A few years ago, when I was working on my Bayosphere local media startup, my co-founder, Michael Goff, and I wondered how we could do more than simply encourage Bayosphere’s citizen journalists to operate according to the best principles of journalism in their posts and comments. We came up with an idea that failed, like the overall site, but I still believe it had some merit.

The notion, which we called “Honor Tags,” was meant to be a system by which site participants could label themselves as “journalists,” “advocates,” or “neither,” with clear definitions for the first two roles. We hoped to persuade people to assess themselves and their own work, and we had in mind a second-level system by which others in the community could judge whether the tags were accurate. The idea was modestly praised by some as a potentially valuable system, and mercilessly ridiculed by others as utopian nuttiness.

The key value we hoped to instill, however, has not faded at all.
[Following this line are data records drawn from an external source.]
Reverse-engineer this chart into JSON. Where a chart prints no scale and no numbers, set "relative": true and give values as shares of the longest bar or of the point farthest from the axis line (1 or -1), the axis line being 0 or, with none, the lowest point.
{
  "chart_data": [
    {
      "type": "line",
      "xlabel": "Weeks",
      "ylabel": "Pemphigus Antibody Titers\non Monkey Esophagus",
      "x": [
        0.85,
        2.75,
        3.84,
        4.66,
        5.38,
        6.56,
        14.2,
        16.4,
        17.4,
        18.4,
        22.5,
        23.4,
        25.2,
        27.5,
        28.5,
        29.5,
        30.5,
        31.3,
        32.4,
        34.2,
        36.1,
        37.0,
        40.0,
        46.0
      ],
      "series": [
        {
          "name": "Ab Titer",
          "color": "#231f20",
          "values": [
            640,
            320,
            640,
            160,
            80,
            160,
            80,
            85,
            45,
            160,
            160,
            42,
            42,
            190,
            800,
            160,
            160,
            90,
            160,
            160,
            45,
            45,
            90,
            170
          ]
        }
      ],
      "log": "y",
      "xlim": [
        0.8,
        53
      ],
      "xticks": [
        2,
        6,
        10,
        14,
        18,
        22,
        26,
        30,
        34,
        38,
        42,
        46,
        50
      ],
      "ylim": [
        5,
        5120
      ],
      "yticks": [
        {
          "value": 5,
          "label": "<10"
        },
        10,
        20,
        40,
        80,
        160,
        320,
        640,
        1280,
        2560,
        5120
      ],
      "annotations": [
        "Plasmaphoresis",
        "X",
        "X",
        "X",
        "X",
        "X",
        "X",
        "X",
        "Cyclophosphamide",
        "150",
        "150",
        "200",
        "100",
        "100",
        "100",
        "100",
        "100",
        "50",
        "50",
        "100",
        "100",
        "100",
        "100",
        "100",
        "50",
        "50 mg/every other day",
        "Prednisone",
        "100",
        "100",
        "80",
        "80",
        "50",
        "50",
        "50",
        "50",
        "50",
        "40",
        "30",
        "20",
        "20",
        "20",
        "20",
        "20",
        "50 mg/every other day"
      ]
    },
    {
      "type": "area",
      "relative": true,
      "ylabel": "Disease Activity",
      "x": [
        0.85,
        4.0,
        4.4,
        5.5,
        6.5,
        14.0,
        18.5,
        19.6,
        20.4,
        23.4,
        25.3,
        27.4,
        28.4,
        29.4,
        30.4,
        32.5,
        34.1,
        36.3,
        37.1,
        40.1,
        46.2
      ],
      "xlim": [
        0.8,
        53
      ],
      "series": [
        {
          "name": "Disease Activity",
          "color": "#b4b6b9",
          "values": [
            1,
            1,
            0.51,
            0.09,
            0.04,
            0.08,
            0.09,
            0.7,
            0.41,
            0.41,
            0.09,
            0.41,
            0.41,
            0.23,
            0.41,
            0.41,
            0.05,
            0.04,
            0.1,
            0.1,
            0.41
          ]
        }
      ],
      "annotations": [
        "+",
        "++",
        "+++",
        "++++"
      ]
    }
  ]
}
If honor isn’t a part of how we do our work, we’ll forfeit any reason to be trusted.

This is why I sometimes despair about professional journalists’ rampant violations of their own standards at the media organizations I respect the most, such as the New York Times, where anonymous sources still get too-free reign. Yet it’s also why I nod with satisfaction when I see a news operation work harder to explain itself and its work, and why I grin at the many experiments aimed at adding transparency and accountability—elements of honor—to journalism at all levels.

News providers of all stripes can announce their standards. If you’re one of them, you should do so and live up to them, admitting publicly when you fail. In the end, community members, doing commerce in the fabled marketplace of ideas, will enforce them.